Yerel belediyelerin, yerel kültür derneklerinin yerli kültürü destekleyen benim aklımın almadığı konularda veya hiç bilmediğim alanlarda başka ne gibi çalışmaları vardır?

Demeyeyim diyorum, fakat demeden duramayacağım: Bu kadar belediyeciliği Ayakkabıcılariçi'nden ya da Bakırcılariçi'nden çıraklıktan yetişmiş herkes yapar. Uzunçarşı'ya çıkmaya veya banka kurabilecek kadar işi bilen esnaf-tüccar olmaya gerek yok.

Tabii aldığı muazzam göç ile hızla kalabalıklaşan (büyüyen-gelişen değil; sadece kalabalıklaşan) Adapazarı veya Sakarya merkezinde yerli halk azınlığa düştü ve yerli müşteri tarafından sürekli olarak yapılan kalite-fiyat denetimleri 1999 Depreminden bu yana yapılamıyor. Arz-talep dengesi 20 yıldır bozuldu. Şöyle ki; 6 adet büyük boy köfteden oluşan, 4 dilim ıslama ekmek ve piyazlık doğranmış kuru soğan, ızgara edilmiş domates-biber üçlüsü ile servis edilen bir porsiyon ıslama köfteyi, köfteleri 1/3 boyuta düşürüp, adedini ise 10'a çıkarmakla yapılan tatlı su kurnazlığını anlamayacağımızı sanan, 4 dilim yerine 3 dilim ekmekle, soğan-domates-biber üçlüsü olmadan servis etmeye kalkan yeni nesil köfteciler bizi kandıramaz. O köfteyi biz yemeyiz.

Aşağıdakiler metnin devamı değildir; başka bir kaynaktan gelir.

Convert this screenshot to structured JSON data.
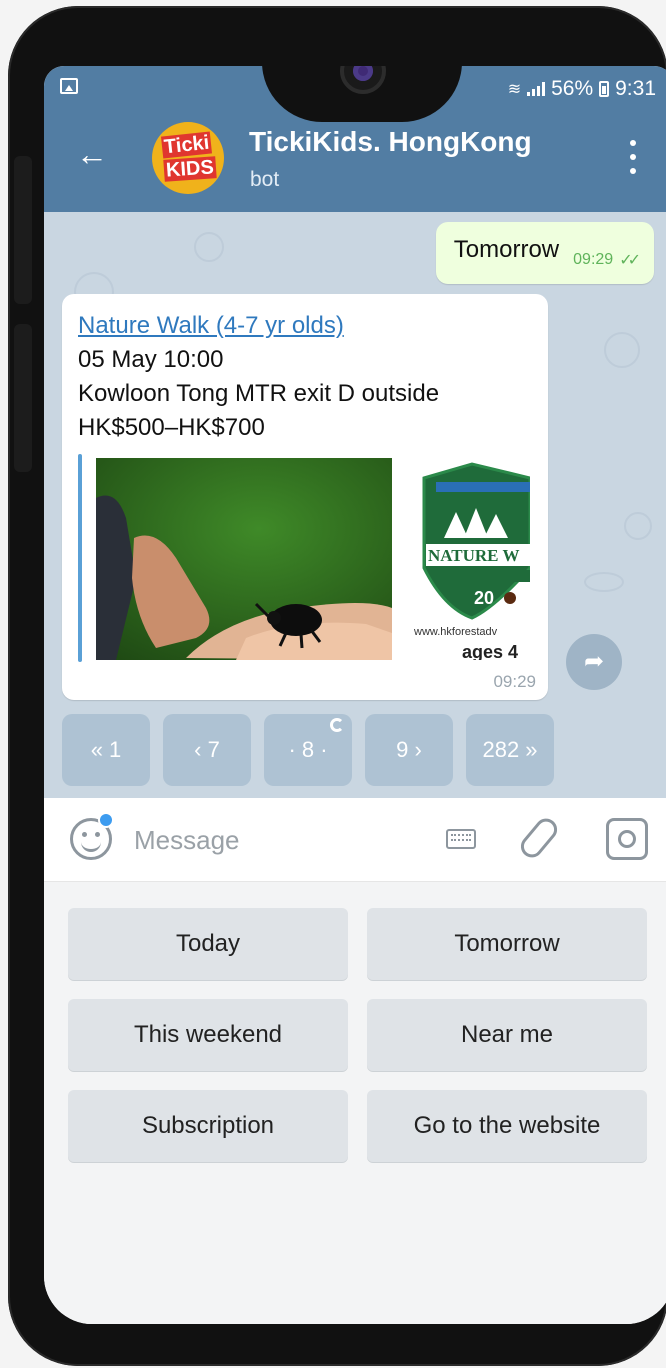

Kabak da tarlada, pazarda, markette olur; haydi bilemedim, lokanta, otel girişlerinde filan sergilenir. Gar meydanının ortasına orantısız bir kabak figüründen oluşan ucube bir dükkân oturtmayı da haliyle yemeyiz... ***
1- Adapazarı ile özdeşleşen kabak "kirli beyaz" renklidir, görselde yer alan dışı turuncu ve basık yapılı olan bu kabak -hatta Nasrettin Hoca'nın kavuğu- şekilli figüratif yapı ile bir ilgisi yoktur.

2- Aile alt-üst soy kaydım 1842'de Adapazarı-Semerciler mahallesinde yerleşik Müslüman bir aileden geldiğimi resmen gösteriyor.